Large herbivorous, short-legged, even-toed hoofed mammal. The common hippopotamus (Hippopotamus amphibius) is found in Africa. It weighs up to 3,200 kg/7,040 lb, stands about 1.6 m/5.25 ft tall, and has a brown or slate-grey skin. It is an endangered species. (Family Hippopotamidae.)

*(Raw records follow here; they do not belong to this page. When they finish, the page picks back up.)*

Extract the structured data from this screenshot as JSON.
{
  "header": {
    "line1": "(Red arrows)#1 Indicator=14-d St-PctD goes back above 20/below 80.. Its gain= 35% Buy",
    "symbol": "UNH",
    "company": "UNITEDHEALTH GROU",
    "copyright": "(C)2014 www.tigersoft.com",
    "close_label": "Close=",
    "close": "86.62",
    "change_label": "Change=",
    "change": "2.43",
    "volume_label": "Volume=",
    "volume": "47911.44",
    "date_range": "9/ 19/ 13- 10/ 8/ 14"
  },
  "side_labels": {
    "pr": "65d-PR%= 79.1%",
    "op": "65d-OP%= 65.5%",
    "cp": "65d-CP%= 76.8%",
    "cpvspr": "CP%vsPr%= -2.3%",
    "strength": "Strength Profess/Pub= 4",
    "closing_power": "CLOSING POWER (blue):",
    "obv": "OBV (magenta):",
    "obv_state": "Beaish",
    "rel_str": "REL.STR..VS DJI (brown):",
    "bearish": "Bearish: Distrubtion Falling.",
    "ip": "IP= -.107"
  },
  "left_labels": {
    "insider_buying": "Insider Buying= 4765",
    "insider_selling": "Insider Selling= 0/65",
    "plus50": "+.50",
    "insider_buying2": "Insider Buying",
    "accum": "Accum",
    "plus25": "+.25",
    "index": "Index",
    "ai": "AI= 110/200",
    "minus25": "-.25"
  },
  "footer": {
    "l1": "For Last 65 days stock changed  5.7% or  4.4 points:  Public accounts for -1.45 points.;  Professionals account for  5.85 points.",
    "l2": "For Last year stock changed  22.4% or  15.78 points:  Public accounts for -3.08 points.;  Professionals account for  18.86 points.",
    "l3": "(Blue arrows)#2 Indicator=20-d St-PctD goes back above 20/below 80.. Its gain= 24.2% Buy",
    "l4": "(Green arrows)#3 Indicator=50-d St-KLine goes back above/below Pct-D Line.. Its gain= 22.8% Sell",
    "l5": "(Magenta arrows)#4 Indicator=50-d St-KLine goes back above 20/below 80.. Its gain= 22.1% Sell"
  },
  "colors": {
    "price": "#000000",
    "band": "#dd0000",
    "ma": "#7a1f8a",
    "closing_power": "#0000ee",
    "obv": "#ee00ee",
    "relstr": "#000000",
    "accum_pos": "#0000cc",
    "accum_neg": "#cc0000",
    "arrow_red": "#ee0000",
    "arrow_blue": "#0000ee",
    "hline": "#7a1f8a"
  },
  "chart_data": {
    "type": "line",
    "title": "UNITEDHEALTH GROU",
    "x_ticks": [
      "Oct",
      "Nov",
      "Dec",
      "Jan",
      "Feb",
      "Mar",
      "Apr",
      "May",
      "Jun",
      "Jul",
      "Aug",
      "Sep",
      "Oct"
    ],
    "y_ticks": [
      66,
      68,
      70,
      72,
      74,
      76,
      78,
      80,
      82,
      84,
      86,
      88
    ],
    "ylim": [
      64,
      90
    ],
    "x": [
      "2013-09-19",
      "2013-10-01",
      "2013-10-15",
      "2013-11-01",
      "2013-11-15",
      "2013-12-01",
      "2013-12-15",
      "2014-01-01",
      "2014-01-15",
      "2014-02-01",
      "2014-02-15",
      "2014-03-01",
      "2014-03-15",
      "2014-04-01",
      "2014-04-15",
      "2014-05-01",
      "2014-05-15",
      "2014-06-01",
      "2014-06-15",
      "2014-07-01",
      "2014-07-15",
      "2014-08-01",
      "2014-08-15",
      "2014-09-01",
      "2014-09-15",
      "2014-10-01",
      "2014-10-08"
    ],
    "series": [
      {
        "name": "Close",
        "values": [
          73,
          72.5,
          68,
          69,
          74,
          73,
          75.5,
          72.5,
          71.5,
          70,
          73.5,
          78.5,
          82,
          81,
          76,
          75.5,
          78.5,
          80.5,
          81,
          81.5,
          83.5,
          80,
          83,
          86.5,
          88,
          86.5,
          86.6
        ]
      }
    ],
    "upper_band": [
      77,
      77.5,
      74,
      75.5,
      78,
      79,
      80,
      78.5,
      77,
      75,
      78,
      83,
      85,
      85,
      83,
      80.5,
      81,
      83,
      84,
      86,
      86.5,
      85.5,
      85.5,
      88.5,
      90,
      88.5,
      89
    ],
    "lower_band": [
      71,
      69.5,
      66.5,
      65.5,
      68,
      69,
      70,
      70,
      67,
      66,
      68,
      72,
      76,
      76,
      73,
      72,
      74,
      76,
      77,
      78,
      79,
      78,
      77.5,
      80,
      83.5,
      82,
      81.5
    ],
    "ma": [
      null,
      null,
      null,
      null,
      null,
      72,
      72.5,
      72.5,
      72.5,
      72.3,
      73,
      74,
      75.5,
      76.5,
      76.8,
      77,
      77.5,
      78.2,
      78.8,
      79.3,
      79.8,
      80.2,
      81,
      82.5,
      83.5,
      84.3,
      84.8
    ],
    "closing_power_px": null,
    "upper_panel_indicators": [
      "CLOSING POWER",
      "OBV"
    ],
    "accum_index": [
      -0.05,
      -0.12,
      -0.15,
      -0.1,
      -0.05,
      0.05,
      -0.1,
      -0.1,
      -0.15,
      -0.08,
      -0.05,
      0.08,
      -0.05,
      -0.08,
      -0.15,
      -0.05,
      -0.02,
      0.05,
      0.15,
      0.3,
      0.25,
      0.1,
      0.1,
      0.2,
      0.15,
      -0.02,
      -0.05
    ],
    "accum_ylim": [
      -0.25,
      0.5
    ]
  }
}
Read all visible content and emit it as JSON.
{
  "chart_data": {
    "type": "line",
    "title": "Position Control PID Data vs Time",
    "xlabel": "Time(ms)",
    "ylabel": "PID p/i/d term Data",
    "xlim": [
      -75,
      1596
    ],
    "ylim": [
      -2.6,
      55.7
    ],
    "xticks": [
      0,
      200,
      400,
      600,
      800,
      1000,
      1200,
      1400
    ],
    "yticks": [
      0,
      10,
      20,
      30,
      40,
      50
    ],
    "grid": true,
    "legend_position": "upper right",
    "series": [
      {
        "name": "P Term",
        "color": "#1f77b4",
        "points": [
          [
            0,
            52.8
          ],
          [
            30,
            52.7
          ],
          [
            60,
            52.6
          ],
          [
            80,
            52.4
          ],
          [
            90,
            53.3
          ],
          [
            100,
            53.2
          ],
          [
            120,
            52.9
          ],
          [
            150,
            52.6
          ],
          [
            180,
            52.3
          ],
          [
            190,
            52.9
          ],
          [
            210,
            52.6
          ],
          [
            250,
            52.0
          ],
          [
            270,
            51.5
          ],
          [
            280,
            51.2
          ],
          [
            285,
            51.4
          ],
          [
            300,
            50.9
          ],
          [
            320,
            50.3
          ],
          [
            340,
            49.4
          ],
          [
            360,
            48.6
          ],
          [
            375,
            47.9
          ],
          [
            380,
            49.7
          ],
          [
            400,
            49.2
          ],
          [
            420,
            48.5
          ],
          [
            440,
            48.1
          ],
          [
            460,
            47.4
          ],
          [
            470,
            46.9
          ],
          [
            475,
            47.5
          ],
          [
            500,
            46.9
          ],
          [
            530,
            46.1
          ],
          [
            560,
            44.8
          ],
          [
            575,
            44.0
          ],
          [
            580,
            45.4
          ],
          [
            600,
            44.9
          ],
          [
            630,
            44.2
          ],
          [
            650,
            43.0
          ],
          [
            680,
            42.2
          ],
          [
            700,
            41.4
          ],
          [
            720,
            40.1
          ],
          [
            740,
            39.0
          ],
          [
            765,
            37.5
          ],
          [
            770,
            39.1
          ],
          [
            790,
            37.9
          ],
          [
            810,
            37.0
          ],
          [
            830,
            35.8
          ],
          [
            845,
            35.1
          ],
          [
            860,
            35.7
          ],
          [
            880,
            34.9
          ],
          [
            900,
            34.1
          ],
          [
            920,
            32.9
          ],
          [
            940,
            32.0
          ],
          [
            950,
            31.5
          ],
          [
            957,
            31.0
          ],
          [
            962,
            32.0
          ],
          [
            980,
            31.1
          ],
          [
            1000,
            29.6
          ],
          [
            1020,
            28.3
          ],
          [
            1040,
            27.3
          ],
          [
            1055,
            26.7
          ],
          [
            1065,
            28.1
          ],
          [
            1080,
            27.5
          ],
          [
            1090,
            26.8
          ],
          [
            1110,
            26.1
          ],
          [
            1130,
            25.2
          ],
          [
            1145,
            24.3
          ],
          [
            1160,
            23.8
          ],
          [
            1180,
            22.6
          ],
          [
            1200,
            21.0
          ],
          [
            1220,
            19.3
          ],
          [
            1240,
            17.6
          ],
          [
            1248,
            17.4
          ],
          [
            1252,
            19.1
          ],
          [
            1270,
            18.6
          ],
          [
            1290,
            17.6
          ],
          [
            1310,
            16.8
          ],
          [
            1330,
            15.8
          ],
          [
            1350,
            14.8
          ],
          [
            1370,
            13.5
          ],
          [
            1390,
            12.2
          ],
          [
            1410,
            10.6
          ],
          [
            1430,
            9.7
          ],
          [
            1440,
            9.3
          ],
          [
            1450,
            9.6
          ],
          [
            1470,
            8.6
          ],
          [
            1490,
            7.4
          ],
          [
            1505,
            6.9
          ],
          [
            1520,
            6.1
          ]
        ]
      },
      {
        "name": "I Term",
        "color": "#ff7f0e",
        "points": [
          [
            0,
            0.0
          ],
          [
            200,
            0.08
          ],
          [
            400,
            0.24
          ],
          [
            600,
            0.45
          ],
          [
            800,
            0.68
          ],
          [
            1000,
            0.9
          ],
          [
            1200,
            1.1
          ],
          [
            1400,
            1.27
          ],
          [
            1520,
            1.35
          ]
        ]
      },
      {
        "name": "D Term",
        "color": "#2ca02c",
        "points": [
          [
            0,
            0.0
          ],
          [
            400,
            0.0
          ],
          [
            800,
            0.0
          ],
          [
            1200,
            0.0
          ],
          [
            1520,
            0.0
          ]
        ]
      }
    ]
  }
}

Hippos are social animals and live in groups. Because they dehydrate rapidly (at least twice as quickly as humans), they must stay close to water. When underwater, adults need to breath every 2–5 minutes and calves every 30 seconds. When out of water, their skin exudes an oily red fluid that protects them against the Sun's ultraviolet rays. The hippopotamus spends the day wallowing in rivers or waterholes, only emerging at night to graze. It can eat up to 25–40 kg/55–88 lb of grass each night. The pygmy hippopotamus (Choeropsis liberiensis) lives in West Africa.
There are about 157,000 hippos in Africa (1993 estimate), but they are under threat from hunters because of the value of their meat, hides, and large canine teeth (up to 0.5 m/1.6 ft long), which are used as a substitute for ivory.
To the ancient Egyptians, the hippopotamus symbolized both evil and female fertility.